If you want to see really funny pictures of your friends, and possibly yourself, making waves in Houston's nightlife, this is the site to visit. There are pages and pages of pics from Houston's clubs and their raucous partyers. From the Lotus Lounge to the Social, you can peruse photo albums of people gettin' jiggy with it. Some of you should log on just to make sure there's no incriminating evidence on you. If you have a friend coming to H-town who's looking for the lowdown on the hottest party spots, send 'em here. It's interesting to see how the nights progress (these pics are not for the faint of heart). If anyone should say Houstonians don't know how to get their groove on, the Pimp will prove them wrong with a bitch-slappin', off-the-hook site.

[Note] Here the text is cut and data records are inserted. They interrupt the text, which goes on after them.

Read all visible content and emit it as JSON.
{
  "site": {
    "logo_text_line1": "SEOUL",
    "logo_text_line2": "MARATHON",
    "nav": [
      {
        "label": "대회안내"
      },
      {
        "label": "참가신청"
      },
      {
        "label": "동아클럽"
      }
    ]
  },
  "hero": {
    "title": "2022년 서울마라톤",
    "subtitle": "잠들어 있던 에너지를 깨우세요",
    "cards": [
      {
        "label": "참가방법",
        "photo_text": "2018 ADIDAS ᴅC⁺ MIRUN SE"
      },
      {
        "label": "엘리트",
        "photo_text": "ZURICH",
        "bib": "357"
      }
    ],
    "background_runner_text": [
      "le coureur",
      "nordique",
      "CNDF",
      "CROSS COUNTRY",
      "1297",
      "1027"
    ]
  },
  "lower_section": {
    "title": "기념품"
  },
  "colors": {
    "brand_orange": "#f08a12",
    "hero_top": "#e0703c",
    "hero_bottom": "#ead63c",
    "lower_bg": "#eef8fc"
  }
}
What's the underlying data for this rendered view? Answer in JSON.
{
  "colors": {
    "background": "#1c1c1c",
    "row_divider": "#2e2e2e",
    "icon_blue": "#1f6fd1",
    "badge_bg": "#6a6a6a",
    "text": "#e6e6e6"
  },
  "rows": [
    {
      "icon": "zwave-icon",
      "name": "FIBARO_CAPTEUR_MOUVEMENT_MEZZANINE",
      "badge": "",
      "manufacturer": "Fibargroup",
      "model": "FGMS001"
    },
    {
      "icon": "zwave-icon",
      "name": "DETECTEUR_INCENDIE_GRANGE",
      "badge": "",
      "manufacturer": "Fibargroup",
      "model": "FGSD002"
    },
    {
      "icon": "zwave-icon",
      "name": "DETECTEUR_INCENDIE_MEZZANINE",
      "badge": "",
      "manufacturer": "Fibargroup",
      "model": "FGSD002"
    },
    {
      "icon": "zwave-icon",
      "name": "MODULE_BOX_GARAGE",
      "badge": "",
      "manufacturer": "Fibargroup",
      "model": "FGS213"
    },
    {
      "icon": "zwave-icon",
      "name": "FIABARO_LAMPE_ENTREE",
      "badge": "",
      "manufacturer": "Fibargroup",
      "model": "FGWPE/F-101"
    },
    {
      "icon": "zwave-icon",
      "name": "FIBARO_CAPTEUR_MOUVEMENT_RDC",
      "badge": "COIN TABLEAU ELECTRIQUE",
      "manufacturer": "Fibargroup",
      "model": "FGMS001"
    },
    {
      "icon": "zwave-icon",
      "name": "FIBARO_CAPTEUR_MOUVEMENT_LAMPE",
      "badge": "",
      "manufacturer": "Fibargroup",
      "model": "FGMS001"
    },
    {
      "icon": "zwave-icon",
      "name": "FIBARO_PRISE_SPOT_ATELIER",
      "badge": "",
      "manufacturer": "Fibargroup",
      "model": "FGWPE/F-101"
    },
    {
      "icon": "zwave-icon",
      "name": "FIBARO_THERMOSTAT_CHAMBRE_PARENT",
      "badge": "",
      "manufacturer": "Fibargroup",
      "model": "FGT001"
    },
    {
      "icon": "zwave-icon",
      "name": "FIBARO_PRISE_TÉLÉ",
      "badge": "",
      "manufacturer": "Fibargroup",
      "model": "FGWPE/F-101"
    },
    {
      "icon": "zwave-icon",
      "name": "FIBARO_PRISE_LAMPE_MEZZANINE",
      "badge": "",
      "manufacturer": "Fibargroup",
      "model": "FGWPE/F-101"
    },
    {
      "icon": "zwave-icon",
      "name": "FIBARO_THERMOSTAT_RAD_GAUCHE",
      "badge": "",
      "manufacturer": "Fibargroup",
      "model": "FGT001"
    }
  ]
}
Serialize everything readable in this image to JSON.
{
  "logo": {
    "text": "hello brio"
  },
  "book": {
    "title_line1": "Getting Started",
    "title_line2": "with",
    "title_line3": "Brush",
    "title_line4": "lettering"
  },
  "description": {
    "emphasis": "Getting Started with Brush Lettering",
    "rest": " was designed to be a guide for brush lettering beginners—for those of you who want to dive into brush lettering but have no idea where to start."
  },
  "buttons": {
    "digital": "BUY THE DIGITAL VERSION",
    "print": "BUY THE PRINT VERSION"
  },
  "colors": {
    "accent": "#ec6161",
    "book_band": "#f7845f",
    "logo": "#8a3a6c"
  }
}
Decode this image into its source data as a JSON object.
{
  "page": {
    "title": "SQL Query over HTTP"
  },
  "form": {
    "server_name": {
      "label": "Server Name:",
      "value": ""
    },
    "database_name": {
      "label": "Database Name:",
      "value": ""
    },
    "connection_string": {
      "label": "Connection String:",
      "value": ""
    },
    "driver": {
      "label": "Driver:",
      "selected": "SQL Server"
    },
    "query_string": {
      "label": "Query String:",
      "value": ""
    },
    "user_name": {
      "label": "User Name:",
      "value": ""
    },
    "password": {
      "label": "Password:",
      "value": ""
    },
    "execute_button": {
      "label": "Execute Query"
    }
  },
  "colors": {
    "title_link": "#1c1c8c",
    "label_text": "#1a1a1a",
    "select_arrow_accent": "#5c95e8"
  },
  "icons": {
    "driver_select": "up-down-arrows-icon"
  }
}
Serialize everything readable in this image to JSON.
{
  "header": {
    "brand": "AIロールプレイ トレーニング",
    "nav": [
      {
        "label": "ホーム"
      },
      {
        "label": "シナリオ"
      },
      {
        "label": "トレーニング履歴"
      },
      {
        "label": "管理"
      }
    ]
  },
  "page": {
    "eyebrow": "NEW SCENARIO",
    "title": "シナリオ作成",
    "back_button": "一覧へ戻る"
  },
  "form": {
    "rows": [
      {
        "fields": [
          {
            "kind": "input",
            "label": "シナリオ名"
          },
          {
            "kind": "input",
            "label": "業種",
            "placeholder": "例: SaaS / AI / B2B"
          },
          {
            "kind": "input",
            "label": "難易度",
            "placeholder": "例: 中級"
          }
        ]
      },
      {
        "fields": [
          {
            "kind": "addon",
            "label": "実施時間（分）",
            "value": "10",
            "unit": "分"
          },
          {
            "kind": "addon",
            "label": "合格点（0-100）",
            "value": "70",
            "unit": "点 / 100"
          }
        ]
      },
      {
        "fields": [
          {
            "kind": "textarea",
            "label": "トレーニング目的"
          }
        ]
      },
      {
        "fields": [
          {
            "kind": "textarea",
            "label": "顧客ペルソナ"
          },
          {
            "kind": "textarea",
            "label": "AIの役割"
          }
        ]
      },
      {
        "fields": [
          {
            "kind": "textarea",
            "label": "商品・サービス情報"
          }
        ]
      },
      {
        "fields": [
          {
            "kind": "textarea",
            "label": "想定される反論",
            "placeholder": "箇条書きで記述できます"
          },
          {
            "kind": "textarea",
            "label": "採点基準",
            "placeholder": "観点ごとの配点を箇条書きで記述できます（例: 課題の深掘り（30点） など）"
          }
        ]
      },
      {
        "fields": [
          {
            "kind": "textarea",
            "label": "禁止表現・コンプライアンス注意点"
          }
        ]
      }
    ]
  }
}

Face it. Even the friskiest Fido eventually gets bored doing those leg lifts in the same old neighborhood spots. And the Great Dane becomes mundane when marking the same trees day in, day out. The leash, uh, least one can do is break the monotony with a pilgrimage to every mutt's mecca. There's an hour or so drive involved, but that just gives the dog the necessary time to muster up that once-in-a-lifetime leak. Pack him in the car and head east on Interstate 10 to Beaumont; take the downtown exit. Lurking around the corner at the Fire Museum of Texas is every dog's dream. It came all the way from Disneyland, where it was crafted to promote the rerelease of the 101 Dalmatians video. The fiberglass structure has a reinforced interior of 1,000 feet of steel and weighs 4,500 pounds. And the shape? You guessed it. A 24-foot-tall fire hydrant, white with dalmatian dots. Nearly three stories of sheer canine excitement.
The legend is so old that some of the current students don't even know the sordid past of their school's basketball court. But we do. The High School for Performing and Visual Arts is located in the older section of the Montrose that used to be all houses. Legend has it that a couple lived there with their young daughter. When her short life ended, her parents sorrowfully buried her in the backyard. Years passed, the area was developed, and the school was built were the house once stood. The gravestone was removed in the '80s. In the early '90s, when students were still aware of the haunted court, they would sit around the arch and contemplate the fate of the little girl and her grave and try to find some evidence that it was haunted: quiet cries, levitating basketballs, anything spooky. But apparently she is at peace, for nothing out of the ordinary has ever been recorded. It's still there, though, this secret grave of the mysterious girl, so if you're ever playing basketball on that court and the ball is ripped from your hands, it is most likely her. There is also said to be the ghost of a rabbi in the school's Denney Theatre, but that's a different story altogether.